Mike found a position with what was then the Department of Indian Affairs and Northern Development (DIAND), as economic development officer in Island Lake, Manitoba and the family spent just over three years on Stevenson Island, across the lake from Garden Hill First Nation. While living there, Maryanne gave birth to their third child, Sheena, in Norway House hospital in 1969.
He received a development role with the Government of the Northwest Territories at Fort McPherson in 1971, and set up the Fort McPherson Tent & Canvas Company which is still in operation today.
The nomadic Kirkpatrick family relocated to The Pas, Manitoba, where Mike took a position as assistant superintendent with DIAND and delivered social services and other programs to First Nations communities in the north. Not long after, Mike was asked to take on a new role to implement a program designed to assist Nations with developing administrative and government systems.
In the mid-1970’s he was a local government advisor in the north Interlake region of Manitoba based out of Ashern, then moved back to Island Lake for a year to take over economic development. The family returned to the Interlake and lived in Camper, about eight miles south of Ashern. Mike worked closely with the newly-established Tribal Council to take over the previous responsibilities of DIAND, eventually working himself out of a job. During that period, he and Maryanne also established a small restaurant, gas station and general store in Camper, running that business for about three years. The family moved to Winnipeg in 1979, while Mike worked with Fisher River, Jackhead and Peguis First Nations, which he thoroughly enjoyed.
Following an amicable divorce from Maryanne after 27 years together, Mike met Judy and they lived happily in St. Norbert along the La Salle River. Mike also made a great connection with Judy’s sons, Bryan and Scott (who tragically passed away in 2021). Around this time, he spent his last seven years with DIAND, helping reorganize the Northern Fishery, doing so successfully until his early retirement in 1993.

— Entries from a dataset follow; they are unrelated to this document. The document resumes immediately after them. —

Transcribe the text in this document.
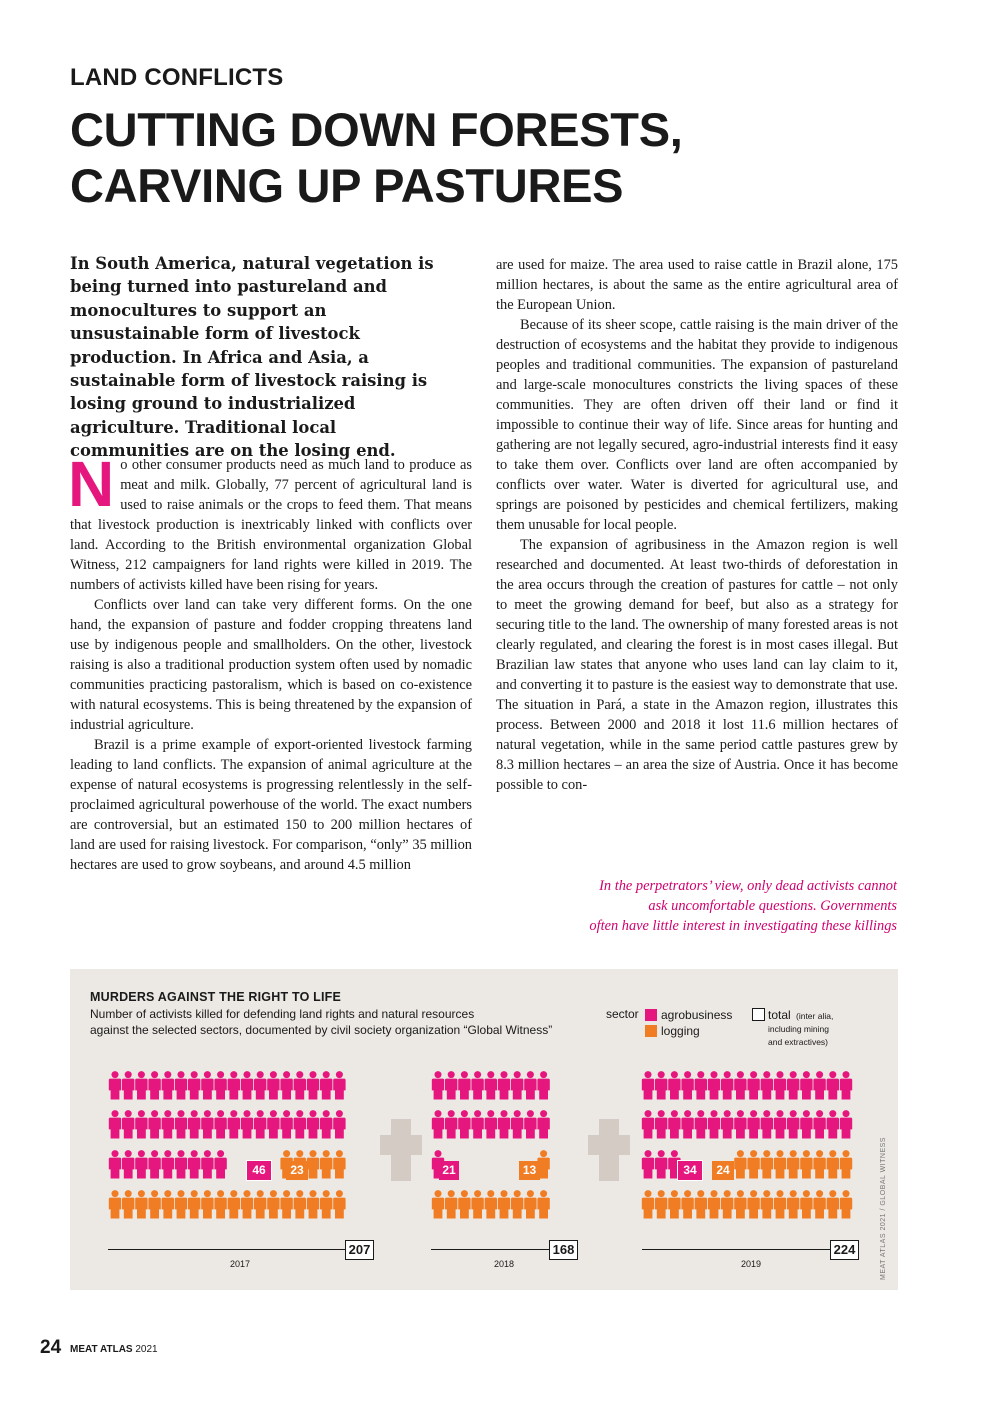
LAND CONFLICTS
CUTTING DOWN FORESTS,
CARVING UP PASTURES
In South America, natural vegetation is being turned into pastureland and monocultures to support an unsustainable form of livestock production. In Africa and Asia, a sustainable form of livestock raising is losing ground to industrialized agriculture. Traditional local communities are on the losing end.
N o other consumer products need as much land to produce as meat and milk. Globally, 77 percent of agricultural land is used to raise animals or the crops to feed them. That means that livestock production is inextricably linked with conflicts over land. According to the British environmental organization Global Witness, 212 campaigners for land rights were killed in 2019. The numbers of activists killed have been rising for years.

Conflicts over land can take very different forms. On the one hand, the expansion of pasture and fodder cropping threatens land use by indigenous people and smallholders. On the other, livestock raising is also a traditional production system often used by nomadic communities practicing pastoralism, which is based on co-existence with natural ecosystems. This is being threatened by the expansion of industrial agriculture.

Brazil is a prime example of export-oriented livestock farming leading to land conflicts. The expansion of animal agriculture at the expense of natural ecosystems is progressing relentlessly in the self-proclaimed agricultural powerhouse of the world. The exact numbers are controversial, but an estimated 150 to 200 million hectares of land are used for raising livestock. For comparison, “only” 35 million hectares are used to grow soybeans, and around 4.5 million

are used for maize. The area used to raise cattle in Brazil alone, 175 million hectares, is about the same as the entire agricultural area of the European Union.

Because of its sheer scope, cattle raising is the main driver of the destruction of ecosystems and the habitat they provide to indigenous peoples and traditional communities. The expansion of pastureland and large-scale monocultures constricts the living spaces of these communities. They are often driven off their land or find it impossible to continue their way of life. Since areas for hunting and gathering are not legally secured, agro-industrial interests find it easy to take them over. Conflicts over land are often accompanied by conflicts over water. Water is diverted for agricultural use, and springs are poisoned by pesticides and chemical fertilizers, making them unusable for local people.

The expansion of agribusiness in the Amazon region is well researched and documented. At least two-thirds of deforestation in the area occurs through the creation of pastures for cattle – not only to meet the growing demand for beef, but also as a strategy for securing title to the land. The ownership of many forested areas is not clearly regulated, and clearing the forest is in most cases illegal. But Brazilian law states that anyone who uses land can lay claim to it, and converting it to pasture is the easiest way to demonstrate that use. The situation in Pará, a state in the Amazon region, illustrates this process. Between 2000 and 2018 it lost 11.6 million hectares of natural vegetation, while in the same period cattle pastures grew by 8.3 million hectares – an area the size of Austria. Once it has become possible to con-

In the perpetrators’ view, only dead activists cannot
ask uncomfortable questions. Governments
often have little interest in investigating these killings
MURDERS AGAINST THE RIGHT TO LIFE
Number of activists killed for defending land rights and natural resources
against the selected sectors, documented by civil society organization “Global Witness”
sector agrobusiness
logging
total (inter alia,
including mining
and extractives)
46	23	21	13	34	24
207
2017
168
2018
224
2019	MEAT ATLAS 2021 / GLOBAL WITNESS
24 MEAT ATLAS 2021
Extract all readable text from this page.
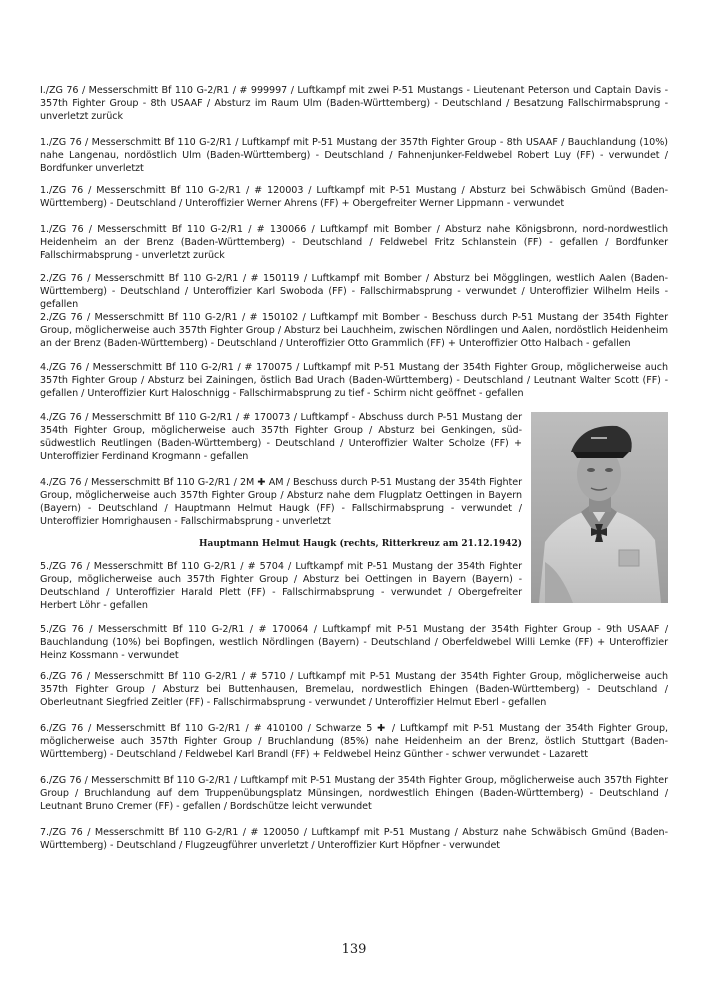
I./ZG 76 / Messerschmitt Bf 110 G-2/R1 / # 999997 / Luftkampf mit zwei P-51 Mustangs - Lieutenant Peterson und Captain Davis - 357th Fighter Group - 8th USAAF / Absturz im Raum Ulm (Baden-Württemberg) - Deutschland / Besatzung Fallschirmabsprung - unverletzt zurück

1./ZG 76 / Messerschmitt Bf 110 G-2/R1 / Luftkampf mit P-51 Mustang der 357th Fighter Group - 8th USAAF / Bauchlandung (10%) nahe Langenau, nordöstlich Ulm (Baden-Württemberg) - Deutschland / Fahnenjunker-Feldwebel Robert Luy (FF) - verwundet / Bordfunker unverletzt

1./ZG 76 / Messerschmitt Bf 110 G-2/R1 / # 120003 / Luftkampf mit P-51 Mustang / Absturz bei Schwäbisch Gmünd (Baden-Württemberg) - Deutschland / Unteroffizier Werner Ahrens (FF) + Obergefreiter Werner Lippmann - verwundet

1./ZG 76 / Messerschmitt Bf 110 G-2/R1 / # 130066 / Luftkampf mit Bomber / Absturz nahe Königsbronn, nord-nordwestlich Heidenheim an der Brenz (Baden-Württemberg) - Deutschland / Feldwebel Fritz Schlanstein (FF) - gefallen / Bordfunker Fallschirmabsprung - unverletzt zurück

2./ZG 76 / Messerschmitt Bf 110 G-2/R1 / # 150119 / Luftkampf mit Bomber / Absturz bei Mögglingen, westlich Aalen (Baden-Württemberg) - Deutschland / Unteroffizier Karl Swoboda (FF) - Fallschirmabsprung - verwundet / Unteroffizier Wilhelm Heils - gefallen

2./ZG 76 / Messerschmitt Bf 110 G-2/R1 / # 150102 / Luftkampf mit Bomber - Beschuss durch P-51 Mustang der 354th Fighter Group, möglicherweise auch 357th Fighter Group / Absturz bei Lauchheim, zwischen Nördlingen und Aalen, nordöstlich Heidenheim an der Brenz (Baden-Württemberg) - Deutschland / Unteroffizier Otto Grammlich (FF) + Unteroffizier Otto Halbach - gefallen

4./ZG 76 / Messerschmitt Bf 110 G-2/R1 / # 170075 / Luftkampf mit P-51 Mustang der 354th Fighter Group, möglicherweise auch 357th Fighter Group / Absturz bei Zainingen, östlich Bad Urach (Baden-Württemberg) - Deutschland / Leutnant Walter Scott (FF) - gefallen / Unteroffizier Kurt Haloschnigg - Fallschirmabsprung zu tief - Schirm nicht geöffnet - gefallen

4./ZG 76 / Messerschmitt Bf 110 G-2/R1 / # 170073 / Luftkampf - Abschuss durch P-51 Mustang der 354th Fighter Group, möglicherweise auch 357th Fighter Group / Absturz bei Genkingen, süd-südwestlich Reutlingen (Baden-Württemberg) - Deutschland / Unteroffizier Walter Scholze (FF) + Unteroffizier Ferdinand Krogmann - gefallen

4./ZG 76 / Messerschmitt Bf 110 G-2/R1 / 2M ✚ AM / Beschuss durch P-51 Mustang der 354th Fighter Group, möglicherweise auch 357th Fighter Group / Absturz nahe dem Flugplatz Oettingen in Bayern (Bayern) - Deutschland / Hauptmann Helmut Haugk (FF) - Fallschirmabsprung - verwundet / Unteroffizier Homrighausen - Fallschirmabsprung - unverletzt

Hauptmann Helmut Haugk (rechts, Ritterkreuz am 21.12.1942)

5./ZG 76 / Messerschmitt Bf 110 G-2/R1 / # 5704 / Luftkampf mit P-51 Mustang der 354th Fighter Group, möglicherweise auch 357th Fighter Group / Absturz bei Oettingen in Bayern (Bayern) - Deutschland / Unteroffizier Harald Plett (FF) - Fallschirmabsprung - verwundet / Obergefreiter Herbert Löhr - gefallen

5./ZG 76 / Messerschmitt Bf 110 G-2/R1 / # 170064 / Luftkampf mit P-51 Mustang der 354th Fighter Group - 9th USAAF / Bauchlandung (10%) bei Bopfingen, westlich Nördlingen (Bayern) - Deutschland / Oberfeldwebel Willi Lemke (FF) + Unteroffizier Heinz Kossmann - verwundet

6./ZG 76 / Messerschmitt Bf 110 G-2/R1 / # 5710 / Luftkampf mit P-51 Mustang der 354th Fighter Group, möglicherweise auch 357th Fighter Group / Absturz bei Buttenhausen, Bremelau, nordwestlich Ehingen (Baden-Württemberg) - Deutschland / Oberleutnant Siegfried Zeitler (FF) - Fallschirmabsprung - verwundet / Unteroffizier Helmut Eberl - gefallen

6./ZG 76 / Messerschmitt Bf 110 G-2/R1 / # 410100 / Schwarze 5 ✚ / Luftkampf mit P-51 Mustang der 354th Fighter Group, möglicherweise auch 357th Fighter Group / Bruchlandung (85%) nahe Heidenheim an der Brenz, östlich Stuttgart (Baden-Württemberg) - Deutschland / Feldwebel Karl Brandl (FF) + Feldwebel Heinz Günther - schwer verwundet - Lazarett

6./ZG 76 / Messerschmitt Bf 110 G-2/R1 / Luftkampf mit P-51 Mustang der 354th Fighter Group, möglicherweise auch 357th Fighter Group / Bruchlandung auf dem Truppenübungsplatz Münsingen, nordwestlich Ehingen (Baden-Württemberg) - Deutschland / Leutnant Bruno Cremer (FF) - gefallen / Bordschütze leicht verwundet

7./ZG 76 / Messerschmitt Bf 110 G-2/R1 / # 120050 / Luftkampf mit P-51 Mustang / Absturz nahe Schwäbisch Gmünd (Baden-Württemberg) - Deutschland / Flugzeugführer unverletzt / Unteroffizier Kurt Höpfner - verwundet

139
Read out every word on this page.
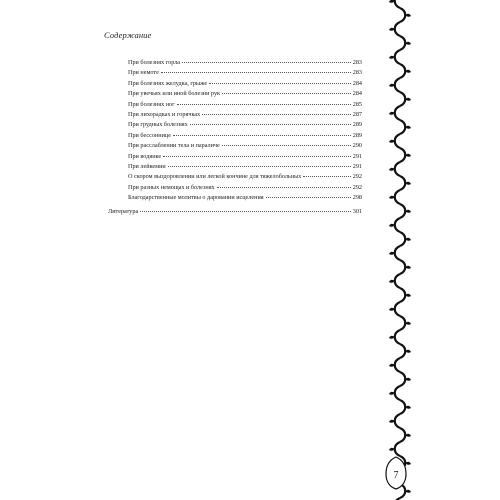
Содержание
При болезнях горла	283
При немоте	283
При болезнях желудка, грыже	284
При увечьях или иной болезни рук	284
При болезнях ног	285
При лихорадках и горячках	287
При грудных болезнях	289
При бессоннице	289
При расслаблении тела и параличе	290
При водянке	291
При лейкемии	291
О скором выздоровлении или легкой кончине для тяжелобольных	292
При разных немощах и болезнях	292
Благодарственные молитвы о даровании исцеления	298
Литература	301
7
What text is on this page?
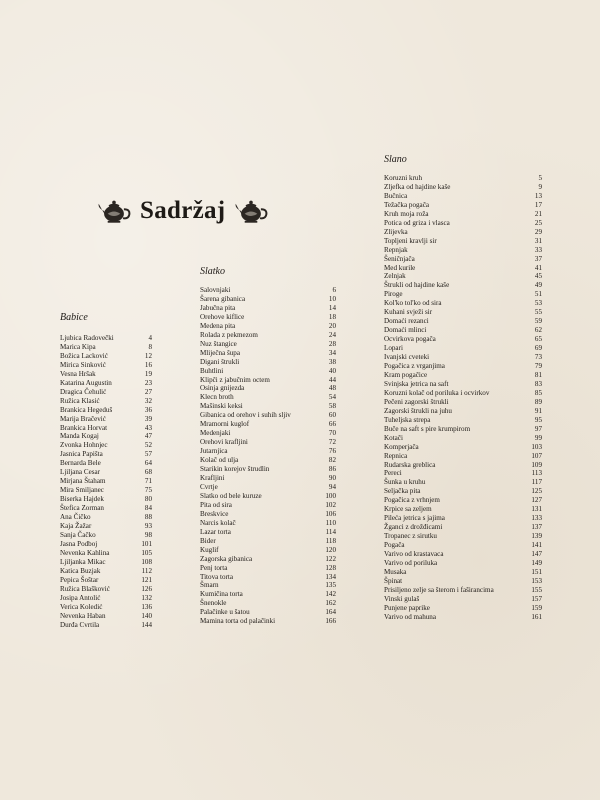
Sadržaj
Babice
Ljubica Radovečki	4
Marica Kipa	8
Božica Lacković	12
Mirica Sinković	16
Vesna Hršak	19
Katarina Augustin	23
Dragica Čehulić	27
Ružica Klasić	32
Brankica Hegeduš	36
Marija Bračević	39
Brankica Horvat	43
Manda Kogaj	47
Zvonka Hohnjec	52
Jasnica Papišta	57
Bernarda Bele	64
Ljiljana Cesar	68
Mirjana Štaham	71
Mira Smiljanec	75
Biserka Hajdek	80
Štefica Zorman	84
Ana Čičko	88
Kaja Žažar	93
Sanja Čačko	98
Jasna Podboj	101
Nevenka Kahlina	105
Ljiljanka Mikac	108
Katica Buzjak	112
Pepica Šoštar	121
Ružica Blašković	126
Josipa Antolić	132
Verica Koledić	136
Nevenka Haban	140
Durđa Cvrtila	144
Slatko
Salovnjaki	6
Šarena gibanica	10
Jabučna pita	14
Orehove kiflice	18
Medena pita	20
Rolada z pekmezom	24
Nuz štangice	28
Mliječna šupa	34
Digani štrukli	38
Buhtlini	40
Klipči z jabučnim octem	44
Osinja gnijezda	48
Klecn broth	54
Mašinski keksi	58
Gibanica od orehov i suhih sljiv	60
Mramorni kuglof	66
Medenjaki	70
Orehovi krafljini	72
Jutarnjica	76
Kolač od ulja	82
Starikin korejov štrudlin	86
Krafljini	90
Cvrtje	94
Slatko od bele kuruze	100
Pita od sira	102
Breskvice	106
Narcis kolač	110
Lazar torta	114
Bider	118
Kuglif	120
Zagorska gibanica	122
Penj torta	128
Titova torta	134
Šmarn	135
Kumičina torta	142
Šnenokle	162
Palačinke u šatou	164
Mamina torta od palačinki	166
Slano
Koruzni kruh	5
Zljefka od hajdine kaše	9
Bučnica	13
Težačka pogača	17
Kruh moja roža	21
Potica od griza i vlasca	25
Zlijevka	29
Topljeni kravlji sir	31
Repnjak	33
Šeničnjača	37
Med kurile	41
Zelnjak	45
Štrukli od hajdine kaše	49
Piroge	51
Kol'ko tol'ko od sira	53
Kuhani svježi sir	55
Domaći rezanci	59
Domaći mlinci	62
Ocvirkova pogača	65
Lopari	69
Ivanjski cveteki	73
Pogačica z vrganjima	79
Kram pogačice	81
Svinjska jetrica na saft	83
Koruzni kolač od poriluka i ocvirkov	85
Pečeni zagorski štrukli	89
Zagorski štrukli na juhu	91
Tuheljska strepa	95
Buče na saft s pire krumpirom	97
Kotači	99
Komperjača	103
Repnica	107
Rudarska greblica	109
Pereci	113
Šunka u kruhu	117
Seljačka pita	125
Pogačica z vrhnjem	127
Krpice sa zeljem	131
Pileća jetrica s jajima	133
Žganci z drožđicami	137
Tropanec z sirutku	139
Pogača	141
Varivo od krastavaca	147
Varivo od poriluka	149
Musaka	151
Špinat	153
Prisiljeno zelje sa šterom i faširancima	155
Vinski gulaš	157
Punjene paprike	159
Varivo od mahuna	161
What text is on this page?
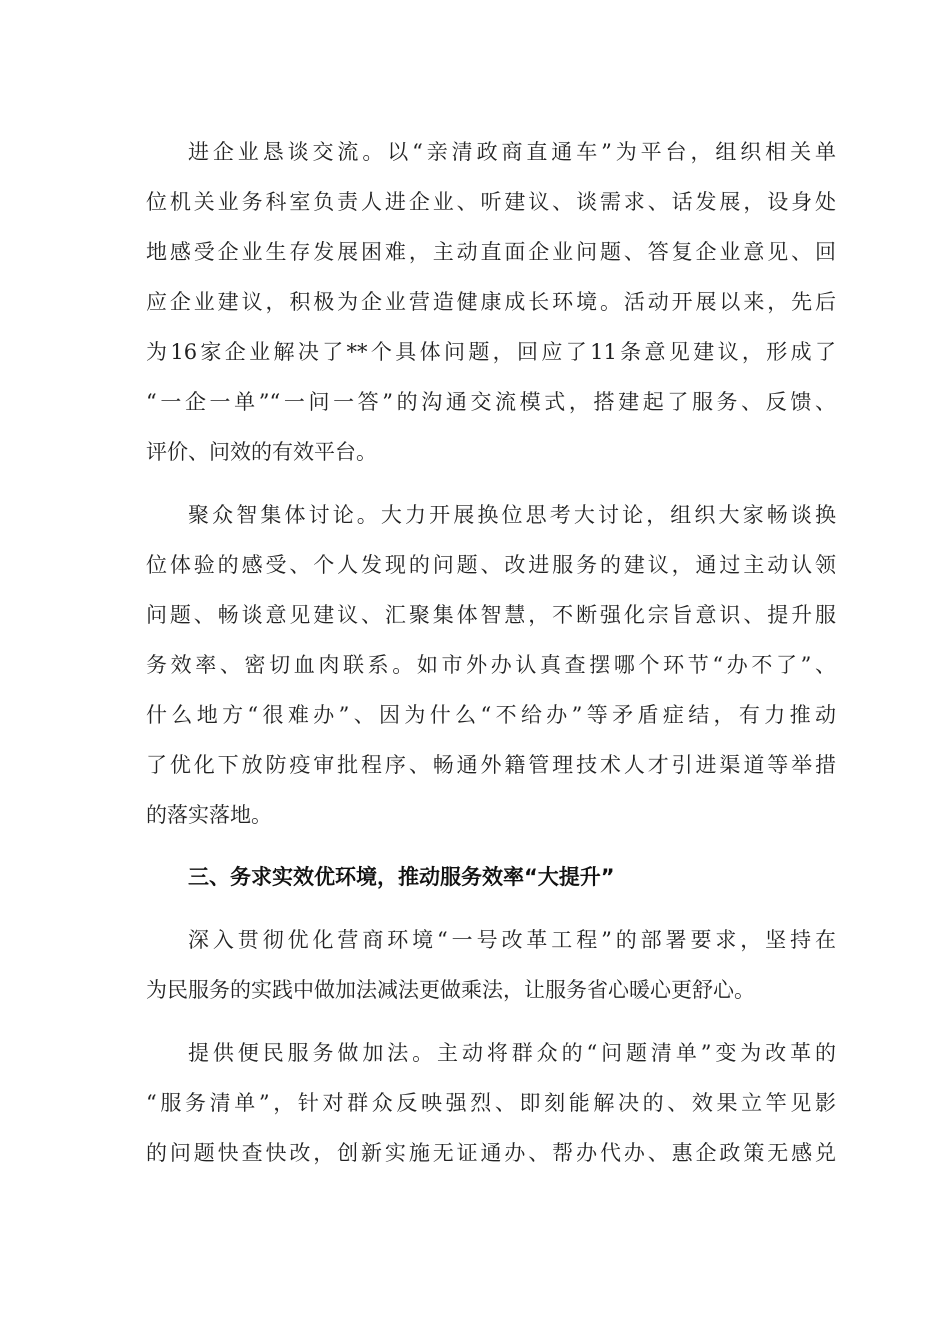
进企业恳谈交流。以“亲清政商直通车”为平台，组织相关单
位机关业务科室负责人进企业、听建议、谈需求、话发展，设身处
地感受企业生存发展困难，主动直面企业问题、答复企业意见、回
应企业建议，积极为企业营造健康成长环境。活动开展以来，先后
为16家企业解决了**个具体问题，回应了11条意见建议，形成了
“一企一单”“一问一答”的沟通交流模式，搭建起了服务、反馈、
评价、问效的有效平台。
聚众智集体讨论。大力开展换位思考大讨论，组织大家畅谈换
位体验的感受、个人发现的问题、改进服务的建议，通过主动认领
问题、畅谈意见建议、汇聚集体智慧，不断强化宗旨意识、提升服
务效率、密切血肉联系。如市外办认真查摆哪个环节“办不了”、
什么地方“很难办”、因为什么“不给办”等矛盾症结，有力推动
了优化下放防疫审批程序、畅通外籍管理技术人才引进渠道等举措
的落实落地。
三、务求实效优环境，推动服务效率“大提升”
深入贯彻优化营商环境“一号改革工程”的部署要求，坚持在
为民服务的实践中做加法减法更做乘法，让服务省心暖心更舒心。
提供便民服务做加法。主动将群众的“问题清单”变为改革的
“服务清单”，针对群众反映强烈、即刻能解决的、效果立竿见影
的问题快查快改，创新实施无证通办、帮办代办、惠企政策无感兑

With Judy, the two spent many happy years boating on his 28-foot Bayliner with friends around Lake of the Woods and Lake Winnipeg. The two travelled to Costa Rica several times, as well as Cuba and several parts of Mexico. Eventually, they found a small property in San Carlos, Sonora, Mexico and spent many fun-filled winters down south with a terrific circle of friends, while spending summers in Paradise Village, near Ste. Anne. Following Judy’s death, Mike found a home for himself in Ste. Anne where he was fortunate to have been embraced by a welcoming community and wonderful new chums.
Cremation has taken place. Mike didn’t want the fuss of a memorial service; however, a private gathering will be held soon to reminisce and celebrate his life.
Thanks to Sheldon Schroeder and team at Birchwood Funeral Chapel in Steinbach for the excellent care and service provided. Heartfelt thanks to Southern Health’s Dr. Darren Reimer for the home visit and Jill Plett, RN, Palliative Care Resource Nurse, who formed a lovely bond with Mike in his final days and provided Fiona, Fraser, Sheena and Maryanne with the confidence, advice and the medications needed to ensure his comfort as his final hours approached.
“It’s a beautiful world full of wonders and there are a trillion and more places in our multi-universes to be experienced…” - Mike Kirkpatrick, from his memoir entitled “Before I Forget” published for his children in 2014.